Enthalpy change (\(\Delta H\)) is another fundamental concept in thermodynamics that describes the total heat content change within a system during a process. It's very important in understanding how heat is transferred within fluids as they undergo temperature changes. The enthalpy change can be determined by the equation \(\Delta H = \dot{m} \cdot c_p \cdot \Delta T\), where \(\dot{m}\) is the mass flow rate, \(c_p\) is the specific heat capacity of the fluid, and \(\Delta T\) is the temperature difference between the inlet and outlet of the pipe.

For convective heat transfer in pipes, the enthalpy change will inform us how much heat is lost or gained by the fluid between the entry and exit points.
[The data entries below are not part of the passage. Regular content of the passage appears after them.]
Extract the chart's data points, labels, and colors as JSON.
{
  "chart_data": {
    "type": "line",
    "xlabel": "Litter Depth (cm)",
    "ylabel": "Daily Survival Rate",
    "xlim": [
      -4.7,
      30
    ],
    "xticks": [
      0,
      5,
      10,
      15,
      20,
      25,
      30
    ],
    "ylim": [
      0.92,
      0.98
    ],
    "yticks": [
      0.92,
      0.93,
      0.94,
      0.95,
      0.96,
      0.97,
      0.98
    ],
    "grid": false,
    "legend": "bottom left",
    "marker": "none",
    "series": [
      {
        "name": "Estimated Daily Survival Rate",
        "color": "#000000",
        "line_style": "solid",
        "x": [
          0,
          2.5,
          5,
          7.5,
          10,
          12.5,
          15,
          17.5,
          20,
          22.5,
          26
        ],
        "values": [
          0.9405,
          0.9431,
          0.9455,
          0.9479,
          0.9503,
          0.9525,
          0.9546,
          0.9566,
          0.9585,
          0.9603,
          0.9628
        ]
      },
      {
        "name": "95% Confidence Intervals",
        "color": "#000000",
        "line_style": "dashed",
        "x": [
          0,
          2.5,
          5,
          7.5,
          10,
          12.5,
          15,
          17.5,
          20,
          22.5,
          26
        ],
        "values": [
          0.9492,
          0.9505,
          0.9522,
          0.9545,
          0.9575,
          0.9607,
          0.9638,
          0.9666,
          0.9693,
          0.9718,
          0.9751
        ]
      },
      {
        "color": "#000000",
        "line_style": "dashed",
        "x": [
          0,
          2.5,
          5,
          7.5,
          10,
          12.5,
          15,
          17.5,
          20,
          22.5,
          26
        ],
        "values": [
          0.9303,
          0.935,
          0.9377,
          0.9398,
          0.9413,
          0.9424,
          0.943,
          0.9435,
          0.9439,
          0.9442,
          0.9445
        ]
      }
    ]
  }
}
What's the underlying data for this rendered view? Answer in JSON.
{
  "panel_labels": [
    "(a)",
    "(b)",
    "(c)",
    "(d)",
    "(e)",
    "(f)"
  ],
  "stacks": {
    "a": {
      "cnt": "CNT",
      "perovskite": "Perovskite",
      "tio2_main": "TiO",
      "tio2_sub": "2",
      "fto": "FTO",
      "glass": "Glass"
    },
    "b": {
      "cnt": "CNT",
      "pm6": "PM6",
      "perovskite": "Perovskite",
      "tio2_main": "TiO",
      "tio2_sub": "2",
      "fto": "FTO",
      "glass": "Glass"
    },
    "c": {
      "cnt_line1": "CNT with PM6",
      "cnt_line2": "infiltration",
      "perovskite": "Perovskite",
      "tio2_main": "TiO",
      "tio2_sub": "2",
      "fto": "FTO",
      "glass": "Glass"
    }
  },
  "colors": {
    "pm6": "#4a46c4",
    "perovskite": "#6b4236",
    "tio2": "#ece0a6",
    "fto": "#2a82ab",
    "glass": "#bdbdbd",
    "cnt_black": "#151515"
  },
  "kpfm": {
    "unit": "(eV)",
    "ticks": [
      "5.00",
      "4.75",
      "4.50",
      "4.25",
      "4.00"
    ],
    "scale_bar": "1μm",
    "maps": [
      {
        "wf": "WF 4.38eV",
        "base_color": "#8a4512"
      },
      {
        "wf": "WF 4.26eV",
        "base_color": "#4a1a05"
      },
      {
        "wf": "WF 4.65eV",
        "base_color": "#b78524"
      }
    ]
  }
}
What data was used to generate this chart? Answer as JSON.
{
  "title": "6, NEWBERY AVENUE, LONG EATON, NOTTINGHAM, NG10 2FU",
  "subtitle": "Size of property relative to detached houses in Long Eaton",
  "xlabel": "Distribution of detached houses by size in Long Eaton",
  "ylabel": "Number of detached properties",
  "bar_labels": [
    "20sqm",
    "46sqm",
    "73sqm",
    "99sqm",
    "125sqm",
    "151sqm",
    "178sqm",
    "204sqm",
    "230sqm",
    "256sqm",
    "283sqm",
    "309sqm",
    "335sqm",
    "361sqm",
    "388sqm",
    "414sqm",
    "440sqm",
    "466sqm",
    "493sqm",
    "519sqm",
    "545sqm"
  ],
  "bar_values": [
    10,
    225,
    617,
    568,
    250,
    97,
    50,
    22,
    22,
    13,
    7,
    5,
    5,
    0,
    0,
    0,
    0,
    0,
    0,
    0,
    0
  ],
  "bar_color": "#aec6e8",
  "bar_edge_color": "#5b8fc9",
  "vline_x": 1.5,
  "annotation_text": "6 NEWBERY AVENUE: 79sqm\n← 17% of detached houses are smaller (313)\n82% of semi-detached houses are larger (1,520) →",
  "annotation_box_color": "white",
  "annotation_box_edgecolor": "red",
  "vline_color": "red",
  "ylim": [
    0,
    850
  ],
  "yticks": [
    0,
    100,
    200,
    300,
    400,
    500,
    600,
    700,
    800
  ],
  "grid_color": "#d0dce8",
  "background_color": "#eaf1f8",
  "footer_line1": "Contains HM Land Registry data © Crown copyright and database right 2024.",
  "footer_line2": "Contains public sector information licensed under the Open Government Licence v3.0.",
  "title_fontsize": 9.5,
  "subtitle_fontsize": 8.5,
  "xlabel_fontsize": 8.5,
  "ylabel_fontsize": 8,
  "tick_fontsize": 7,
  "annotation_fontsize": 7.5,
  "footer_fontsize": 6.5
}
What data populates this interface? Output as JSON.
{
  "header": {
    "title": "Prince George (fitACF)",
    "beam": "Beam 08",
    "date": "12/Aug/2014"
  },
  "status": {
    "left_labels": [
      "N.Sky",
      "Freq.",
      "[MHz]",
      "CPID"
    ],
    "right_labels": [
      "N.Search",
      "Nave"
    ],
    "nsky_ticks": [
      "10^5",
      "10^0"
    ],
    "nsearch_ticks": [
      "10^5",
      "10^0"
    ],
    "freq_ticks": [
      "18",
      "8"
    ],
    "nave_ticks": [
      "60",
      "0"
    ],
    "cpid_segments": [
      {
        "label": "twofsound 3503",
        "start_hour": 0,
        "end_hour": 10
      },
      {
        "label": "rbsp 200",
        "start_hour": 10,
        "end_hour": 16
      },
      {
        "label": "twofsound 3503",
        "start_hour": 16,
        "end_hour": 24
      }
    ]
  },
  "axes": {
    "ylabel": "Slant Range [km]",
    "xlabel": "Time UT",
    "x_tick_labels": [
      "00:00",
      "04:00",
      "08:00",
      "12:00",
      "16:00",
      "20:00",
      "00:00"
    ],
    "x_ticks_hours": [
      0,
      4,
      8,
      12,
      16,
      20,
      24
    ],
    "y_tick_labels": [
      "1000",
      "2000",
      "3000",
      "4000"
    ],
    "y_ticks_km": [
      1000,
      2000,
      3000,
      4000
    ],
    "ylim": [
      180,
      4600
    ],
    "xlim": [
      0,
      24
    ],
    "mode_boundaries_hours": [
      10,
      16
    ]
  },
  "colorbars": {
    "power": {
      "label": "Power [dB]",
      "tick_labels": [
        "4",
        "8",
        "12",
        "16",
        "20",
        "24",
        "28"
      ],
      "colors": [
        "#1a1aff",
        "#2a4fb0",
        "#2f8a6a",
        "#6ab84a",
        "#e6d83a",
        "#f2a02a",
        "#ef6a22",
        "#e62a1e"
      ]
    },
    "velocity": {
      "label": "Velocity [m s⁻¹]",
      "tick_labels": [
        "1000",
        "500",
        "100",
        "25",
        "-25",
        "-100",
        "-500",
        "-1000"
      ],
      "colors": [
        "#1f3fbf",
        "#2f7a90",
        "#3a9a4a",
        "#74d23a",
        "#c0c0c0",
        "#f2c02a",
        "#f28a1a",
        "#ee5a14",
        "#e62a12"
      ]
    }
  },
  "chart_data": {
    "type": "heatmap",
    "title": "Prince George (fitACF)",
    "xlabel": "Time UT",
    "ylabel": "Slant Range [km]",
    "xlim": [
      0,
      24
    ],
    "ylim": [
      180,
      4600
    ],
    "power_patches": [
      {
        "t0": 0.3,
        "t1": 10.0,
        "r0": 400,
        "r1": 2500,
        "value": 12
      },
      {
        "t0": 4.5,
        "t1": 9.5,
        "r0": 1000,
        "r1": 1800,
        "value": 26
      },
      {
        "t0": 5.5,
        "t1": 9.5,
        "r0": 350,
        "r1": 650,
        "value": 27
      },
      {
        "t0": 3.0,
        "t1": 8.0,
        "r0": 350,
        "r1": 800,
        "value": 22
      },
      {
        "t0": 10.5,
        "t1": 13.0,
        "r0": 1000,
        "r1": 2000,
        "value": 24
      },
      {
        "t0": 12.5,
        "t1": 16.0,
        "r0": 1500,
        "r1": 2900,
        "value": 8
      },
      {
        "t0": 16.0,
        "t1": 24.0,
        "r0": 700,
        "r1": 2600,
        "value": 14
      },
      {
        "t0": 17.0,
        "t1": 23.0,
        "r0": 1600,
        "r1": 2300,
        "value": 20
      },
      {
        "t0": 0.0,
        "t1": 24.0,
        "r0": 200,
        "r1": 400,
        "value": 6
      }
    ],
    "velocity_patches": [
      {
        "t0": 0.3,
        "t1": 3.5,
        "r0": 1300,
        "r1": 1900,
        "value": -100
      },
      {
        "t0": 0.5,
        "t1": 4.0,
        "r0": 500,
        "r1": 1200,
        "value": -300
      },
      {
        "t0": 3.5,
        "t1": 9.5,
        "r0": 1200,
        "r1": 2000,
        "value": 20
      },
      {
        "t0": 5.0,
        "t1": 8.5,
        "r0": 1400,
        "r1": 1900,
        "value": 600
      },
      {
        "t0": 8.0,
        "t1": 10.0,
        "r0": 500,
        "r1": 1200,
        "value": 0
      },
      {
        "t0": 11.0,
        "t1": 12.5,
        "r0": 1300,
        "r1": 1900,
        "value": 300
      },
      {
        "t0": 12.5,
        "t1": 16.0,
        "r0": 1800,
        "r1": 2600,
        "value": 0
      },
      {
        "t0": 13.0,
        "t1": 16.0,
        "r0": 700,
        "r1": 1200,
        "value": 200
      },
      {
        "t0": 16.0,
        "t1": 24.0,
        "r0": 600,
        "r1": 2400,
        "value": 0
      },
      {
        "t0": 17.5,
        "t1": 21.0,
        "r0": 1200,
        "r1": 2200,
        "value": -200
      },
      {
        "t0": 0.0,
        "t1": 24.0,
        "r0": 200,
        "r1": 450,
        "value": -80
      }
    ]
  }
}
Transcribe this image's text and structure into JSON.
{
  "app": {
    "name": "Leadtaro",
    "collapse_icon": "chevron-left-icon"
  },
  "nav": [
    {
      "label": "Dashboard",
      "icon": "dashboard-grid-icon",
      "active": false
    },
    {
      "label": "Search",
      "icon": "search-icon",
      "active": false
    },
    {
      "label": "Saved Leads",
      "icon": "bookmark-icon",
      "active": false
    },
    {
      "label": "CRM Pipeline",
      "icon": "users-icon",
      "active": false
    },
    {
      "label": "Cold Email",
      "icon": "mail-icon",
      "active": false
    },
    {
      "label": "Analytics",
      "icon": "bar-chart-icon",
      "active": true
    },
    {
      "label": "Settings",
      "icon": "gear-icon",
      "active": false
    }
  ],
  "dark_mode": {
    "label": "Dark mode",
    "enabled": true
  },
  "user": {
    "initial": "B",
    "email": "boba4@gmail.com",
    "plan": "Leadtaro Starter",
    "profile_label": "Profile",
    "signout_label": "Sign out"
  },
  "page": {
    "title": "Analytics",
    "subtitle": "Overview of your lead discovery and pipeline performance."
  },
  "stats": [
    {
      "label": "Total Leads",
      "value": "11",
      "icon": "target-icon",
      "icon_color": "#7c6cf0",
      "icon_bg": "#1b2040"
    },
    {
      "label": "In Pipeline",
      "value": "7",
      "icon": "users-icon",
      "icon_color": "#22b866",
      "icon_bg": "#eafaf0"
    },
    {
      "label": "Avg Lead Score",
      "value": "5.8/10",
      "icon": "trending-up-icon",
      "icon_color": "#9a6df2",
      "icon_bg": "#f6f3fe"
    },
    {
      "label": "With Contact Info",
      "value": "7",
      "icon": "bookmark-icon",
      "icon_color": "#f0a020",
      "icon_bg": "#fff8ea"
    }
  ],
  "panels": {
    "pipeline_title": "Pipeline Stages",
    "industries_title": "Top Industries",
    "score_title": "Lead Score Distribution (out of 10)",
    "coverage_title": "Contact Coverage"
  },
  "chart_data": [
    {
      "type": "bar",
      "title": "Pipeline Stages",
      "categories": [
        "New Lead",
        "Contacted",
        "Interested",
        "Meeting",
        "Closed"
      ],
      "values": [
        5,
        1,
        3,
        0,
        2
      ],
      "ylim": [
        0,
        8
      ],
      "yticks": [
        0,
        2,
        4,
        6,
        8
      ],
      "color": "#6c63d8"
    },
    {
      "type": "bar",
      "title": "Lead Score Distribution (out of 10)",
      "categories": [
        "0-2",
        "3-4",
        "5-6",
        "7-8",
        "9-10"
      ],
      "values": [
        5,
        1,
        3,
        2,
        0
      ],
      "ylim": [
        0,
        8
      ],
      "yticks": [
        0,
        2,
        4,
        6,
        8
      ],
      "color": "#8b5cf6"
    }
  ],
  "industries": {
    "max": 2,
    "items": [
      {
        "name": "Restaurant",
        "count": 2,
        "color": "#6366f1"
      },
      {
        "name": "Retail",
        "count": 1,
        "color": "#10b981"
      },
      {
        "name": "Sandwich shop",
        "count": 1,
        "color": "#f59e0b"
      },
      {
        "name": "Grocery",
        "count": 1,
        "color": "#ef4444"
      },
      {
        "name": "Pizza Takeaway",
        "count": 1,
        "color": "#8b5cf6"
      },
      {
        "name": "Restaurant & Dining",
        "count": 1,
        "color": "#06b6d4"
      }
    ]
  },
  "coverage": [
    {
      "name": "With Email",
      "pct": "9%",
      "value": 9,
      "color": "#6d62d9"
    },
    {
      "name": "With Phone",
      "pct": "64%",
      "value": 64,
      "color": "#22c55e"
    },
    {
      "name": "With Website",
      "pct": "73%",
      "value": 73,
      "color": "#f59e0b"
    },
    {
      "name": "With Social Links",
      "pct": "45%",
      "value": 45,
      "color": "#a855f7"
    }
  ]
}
If the fluid cools down, the enthalpy change will be negative, indicating that heat is removed from the fluid as it travels through the pipe. Conversely, a positive enthalpy change signifies heat gain by the fluid. Understanding enthalpy change is essential in designing systems where temperature regulation of the fluid is key to the process efficiency.

Convection Heat Transfer

Convection heat transfer is a mechanism that involves the movement of molecules within fluids (liquids and gases) to transfer heat. It is one of the primary modes of heat transfer in systems where fluids are in motion, such as in the scenario of heat transfer in pipes. The rate at which heat is transferred by convection can be expressed by the equation \(\dot{Q} = h A \Delta T\), where \(\dot{Q}\) is the heat transfer rate, \(h\) is the convective heat transfer coefficient, \(A\) is the surface area through which heat is transferred, and \(\Delta T\) is the temperature difference driving the heat transfer.

In our example with the crude oil in a pipe, the temperature difference between the pipe's wall and the oil initiates heat transfer through the process of convection. The convective heat transfer coefficient (\(h\)), which can vary based on fluid properties and flow conditions, plays a critical role in determining how efficiently heat can be transferred. Accurately estimating \(h\) is often a complex task and may require empirical correlations or experimentation. Ultimately, the pipe length required to achieve a desired temperature change can be derived by manipulating the convection heat transfer equation, highlighting the interdependent relationship between the flow properties, heat transfer rate, and physical dimensions of the system.